Je crois encore profondément en la puissance du théâtre et en sa pertinence dans le monde contemporain. À l’heure où notre pays traverse une crise identitaire, où l’on veut définir ce que serait « être français », je crois que ce qui nous réunit, c’est la langue. Or, on n’est pas tous égaux face à elle. Redonner le goût de la langue, faire entendre sa richesse, c’est une urgence. Parce que maîtriser la langue, c’est maîtriser le monde. Mon théâtre est un théâtre de texte, un théâtre de parole. Paul Virilio disait : « La première façon de s’aimer, c’est la parole. » Je crois à une parole réparatrice et nécessaire, où le texte compte autant pour son sens que pour sa forme. Aujourd’hui, le danger, c’est que sous prétexte de répondre à des enjeux sociétaux, certains spectacles laissent de côté la forme. Le message « bien-pensant » vient parfois justifier la pauvreté artistique. Mais c’est une erreur : la forme est politique. Elle est même le cœur du geste artistique. Il faut repenser la scène, l’inventer, avec les outils qui lui sont propres. Le théâtre doit pouvoir se réinventer par le plateau, en puisant dans tous les arts pour renouveler sa langue et son esthétique. Nos spectacles devraient aussi mieux refléter la diversité du monde. Pour que le public puisse s’y reconnaître. En France, on a du retard sur ces questions, mais les choses bougent. Il y a une vraie prise de conscience. Et puis, il y a des menaces concrètes. Le retrait de 50 millions d’euros du budget du ministère de la Culture, le fameux rapport Bonnel qui propose de prélever un euro sur chaque billet vendu dans le théâtre public pour financer le théâtre privé… C’est hallucinant.

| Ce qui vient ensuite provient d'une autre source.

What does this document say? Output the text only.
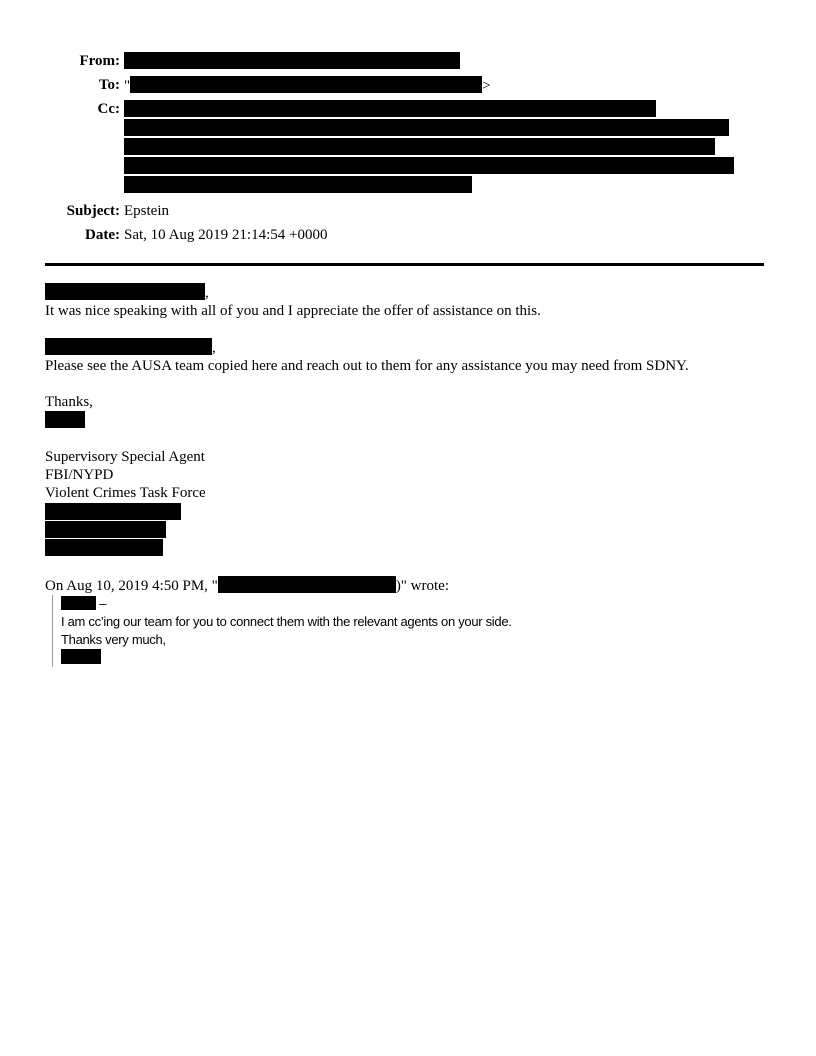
From:
To: "	>
Cc:
Subject: Epstein
Date: Sat, 10 Aug 2019 21:14:54 +0000
,
It was nice speaking with all of you and I appreciate the offer of assistance on this.
,
Please see the AUSA team copied here and reach out to them for any assistance you may need from SDNY.
Thanks,
Supervisory Special Agent
FBI/NYPD
Violent Crimes Task Force
On Aug 10, 2019 4:50 PM, "	)" wrote:
–
I am cc’ing our team for you to connect them with the relevant agents on your side.
Thanks very much,
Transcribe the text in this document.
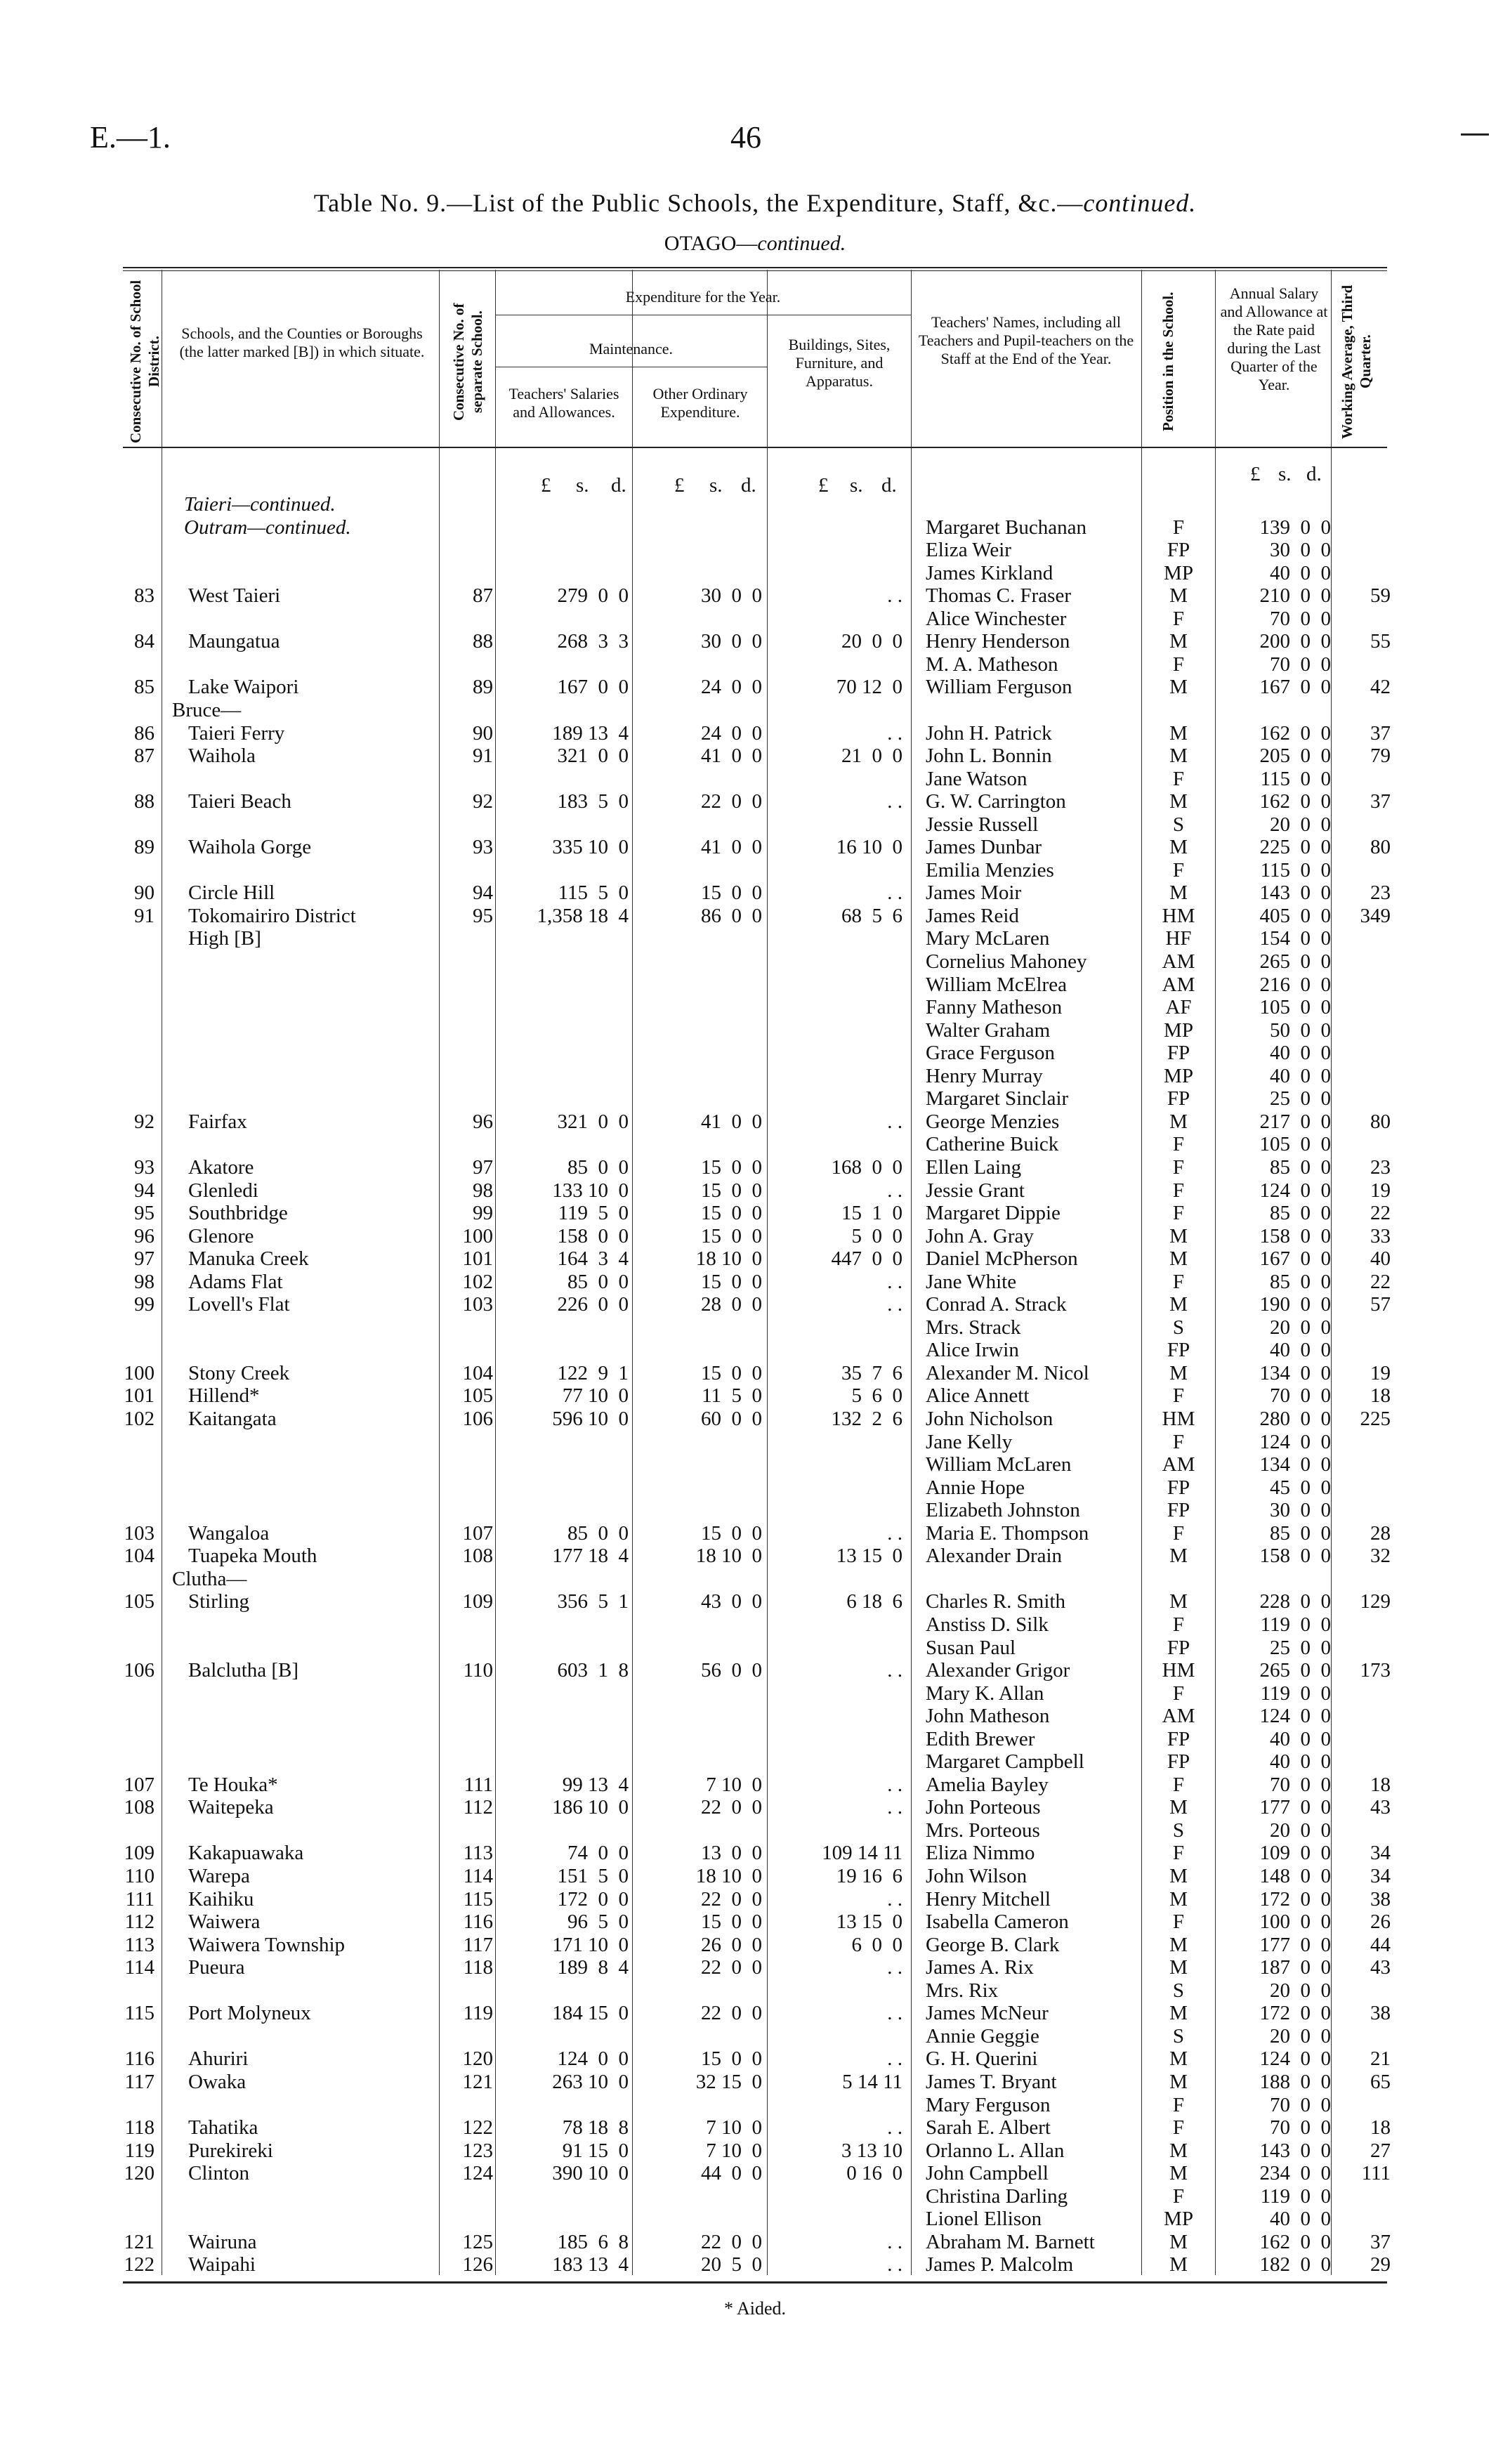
E.—1.	46
Table No. 9.—List of the Public Schools, the Expenditure, Staff, &c.—continued.
OTAGO—continued.
Consecutive No. of School District.
Schools, and the Counties or Boroughs (the latter marked [B]) in which situate.	Consecutive No. of separate School.
Expenditure for the Year.
Maintenance.
Teachers' Salaries and Allowances.
Other Ordinary Expenditure.
Buildings, Sites, Furniture, and Apparatus.
Teachers' Names, including all Teachers and Pupil-teachers on the Staff at the End of the Year.	Position in the School.	Annual Salary and Allowance at the Rate paid during the Last Quarter of the Year.	Working Average, Third Quarter.
£ s. d. £ s. d.	£ s. d.	£ s. d.
Taieri—continued.
Outram—continued.	Margaret Buchanan	F	139  0  0
Eliza Weir	FP	30  0  0
James Kirkland	MP	40  0  0
83 West Taieri	87	279  0  0	30  0  0	. . Thomas C. Fraser	M	210  0  0	59
Alice Winchester	F	70  0  0
84 Maungatua	88	268  3  3	30  0  0	20  0  0 Henry Henderson	M	200  0  0	55
M. A. Matheson	F	70  0  0
85 Lake Waipori	89	167  0  0	24  0  0	70 12  0 William Ferguson	M	167  0  0	42
Bruce—
86 Taieri Ferry	90	189 13  4	24  0  0	. . John H. Patrick	M	162  0  0	37
87 Waihola	91	321  0  0	41  0  0	21  0  0 John L. Bonnin	M	205  0  0	79
Jane Watson	F	115  0  0
88 Taieri Beach	92	183  5  0	22  0  0	. . G. W. Carrington	M	162  0  0	37
Jessie Russell	S	20  0  0
89 Waihola Gorge	93	335 10  0	41  0  0	16 10  0 James Dunbar	M	225  0  0	80
Emilia Menzies	F	115  0  0
90 Circle Hill	94	115  5  0	15  0  0	. . James Moir	M	143  0  0	23
91 Tokomairiro District	95	1,358 18  4	86  0  0	68  5  6 James Reid	HM	405  0  0	349
High [B]	Mary McLaren	HF	154  0  0
Cornelius Mahoney	AM	265  0  0
William McElrea	AM	216  0  0
Fanny Matheson	AF	105  0  0
Walter Graham	MP	50  0  0
Grace Ferguson	FP	40  0  0
Henry Murray	MP	40  0  0
Margaret Sinclair	FP	25  0  0
92 Fairfax	96	321  0  0	41  0  0	. . George Menzies	M	217  0  0	80
Catherine Buick	F	105  0  0
93 Akatore	97	85  0  0	15  0  0	168  0  0 Ellen Laing	F	85  0  0	23
94 Glenledi	98	133 10  0	15  0  0	. . Jessie Grant	F	124  0  0	19
95 Southbridge	99	119  5  0	15  0  0	15  1  0 Margaret Dippie	F	85  0  0	22
96 Glenore	100	158  0  0	15  0  0	5  0  0 John A. Gray	M	158  0  0	33
97 Manuka Creek	101	164  3  4	18 10  0	447  0  0 Daniel McPherson	M	167  0  0	40
98 Adams Flat	102	85  0  0	15  0  0	. . Jane White	F	85  0  0	22
99 Lovell's Flat	103	226  0  0	28  0  0	. . Conrad A. Strack	M	190  0  0	57
Mrs. Strack	S	20  0  0
Alice Irwin	FP	40  0  0
100 Stony Creek	104	122  9  1	15  0  0	35  7  6 Alexander M. Nicol	M	134  0  0	19
101 Hillend*	105	77 10  0	11  5  0	5  6  0 Alice Annett	F	70  0  0	18
102 Kaitangata	106	596 10  0	60  0  0	132  2  6 John Nicholson	HM	280  0  0	225
Jane Kelly	F	124  0  0
William McLaren	AM	134  0  0
Annie Hope	FP	45  0  0
Elizabeth Johnston	FP	30  0  0
103 Wangaloa	107	85  0  0	15  0  0	. . Maria E. Thompson	F	85  0  0	28
104 Tuapeka Mouth	108	177 18  4	18 10  0	13 15  0 Alexander Drain	M	158  0  0	32
Clutha—
105 Stirling	109	356  5  1	43  0  0	6 18  6 Charles R. Smith	M	228  0  0	129
Anstiss D. Silk	F	119  0  0
Susan Paul	FP	25  0  0
106 Balclutha [B]	110	603  1  8	56  0  0	. . Alexander Grigor	HM	265  0  0	173
Mary K. Allan	F	119  0  0
John Matheson	AM	124  0  0
Edith Brewer	FP	40  0  0
Margaret Campbell	FP	40  0  0
107 Te Houka*	111	99 13  4	7 10  0	. . Amelia Bayley	F	70  0  0	18
108 Waitepeka	112	186 10  0	22  0  0	. . John Porteous	M	177  0  0	43
Mrs. Porteous	S	20  0  0
109 Kakapuawaka	113	74  0  0	13  0  0	109 14 11 Eliza Nimmo	F	109  0  0	34
110 Warepa	114	151  5  0	18 10  0	19 16  6 John Wilson	M	148  0  0	34
111 Kaihiku	115	172  0  0	22  0  0	. . Henry Mitchell	M	172  0  0	38
112 Waiwera	116	96  5  0	15  0  0	13 15  0 Isabella Cameron	F	100  0  0	26
113 Waiwera Township	117	171 10  0	26  0  0	6  0  0 George B. Clark	M	177  0  0	44
114 Pueura	118	189  8  4	22  0  0	. . James A. Rix	M	187  0  0	43
Mrs. Rix	S	20  0  0
115 Port Molyneux	119	184 15  0	22  0  0	. . James McNeur	M	172  0  0	38
Annie Geggie	S	20  0  0
116 Ahuriri	120	124  0  0	15  0  0	. . G. H. Querini	M	124  0  0	21
117 Owaka	121	263 10  0	32 15  0	5 14 11 James T. Bryant	M	188  0  0	65
Mary Ferguson	F	70  0  0
118 Tahatika	122	78 18  8	7 10  0	. . Sarah E. Albert	F	70  0  0	18
119 Purekireki	123	91 15  0	7 10  0	3 13 10 Orlanno L. Allan	M	143  0  0	27
120 Clinton	124	390 10  0	44  0  0	0 16  0 John Campbell	M	234  0  0	111
Christina Darling	F	119  0  0
Lionel Ellison	MP	40  0  0
121 Wairuna	125	185  6  8	22  0  0	. . Abraham M. Barnett	M	162  0  0	37
122 Waipahi	126	183 13  4	20  5  0	. . James P. Malcolm	M	182  0  0	29
* Aided.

Cette année marque les 70 ans des Centres Dramatiques Nationaux. On sent que les directrices et directeurs de CDN sont en train de se mobiliser. Et c’est vital.
Quel rôle un artiste doit-il avoir dans la société aujourd’hui ?
Ni plus ni moins que celui de tout citoyen. Mais l’art a, à mes yeux, une vraie fonction sociale. Je ne sais pas si le théâtre peut changer le monde, ou même les gens, mais je crois qu’il peut aider. Il peut accompagner, éclairer, ouvrir. Et pour moi, le rôle de l’artiste dans la société est indissociable de sa pratique artistique. Je ne me reconnaîtrais pas si je n’étais vu que comme un metteur en scène reconnu. C’est mon désir d’engagement dans cette période charnière qui m’a poussé à diriger le TNB. La grande différence entre mener une carrière en compagnie et diriger un CDN, c’est qu’en tant que directeur, tu peux réellement avoir un rôle politique et social. Tu peux construire un public, agir sur un territoire, faire exister une pensée, une esthétique, dans un espace commun. Alors que tout est de plus en plus envahi par une sorte de réalisme télévisuel et par le culte du divertissement, je crois qu’on a, nous artistes, une responsabilité : proposer autre chose. Un théâtre d’art, comme on le disait au début du XXe siècle. Un théâtre qui invente ses formes, prend des risques, s’éloigne de l’opinion dominante. Un théâtre exigeant, oui, mais qui respecte le spectateur. Qui le considère comme un être sensible, intelligent, curieux. Je pense que les gens viennent au théâtre en cherchant, sans le formuler toujours, quelque chose de plus grand que le réel : une forme de métaphysique, plus que de psychologie. Et j’essaie de leur offrir un espace pour y accéder. L’art, c’est un effort collectif. Une communauté humaine réunie autour d’une tentative de dire, de comprendre, de sentir. C’est ce qui nous aide à vivre. J’aime beaucoup cette phrase de Warhol : « Peu de gens ont vraiment vu mes films ou mes peintures. Mais peut-être que ces rares personnes sont plus conscientes de leur existence, parce qu’elles ont été poussées à réfléchir sur elles-mêmes. » Il faut apprendre à vivre, car la vie est éphémère. Et souvent, elle se termine trop vite. Le théâtre, lui, nous rappelle cela. Et il nous le fait partager.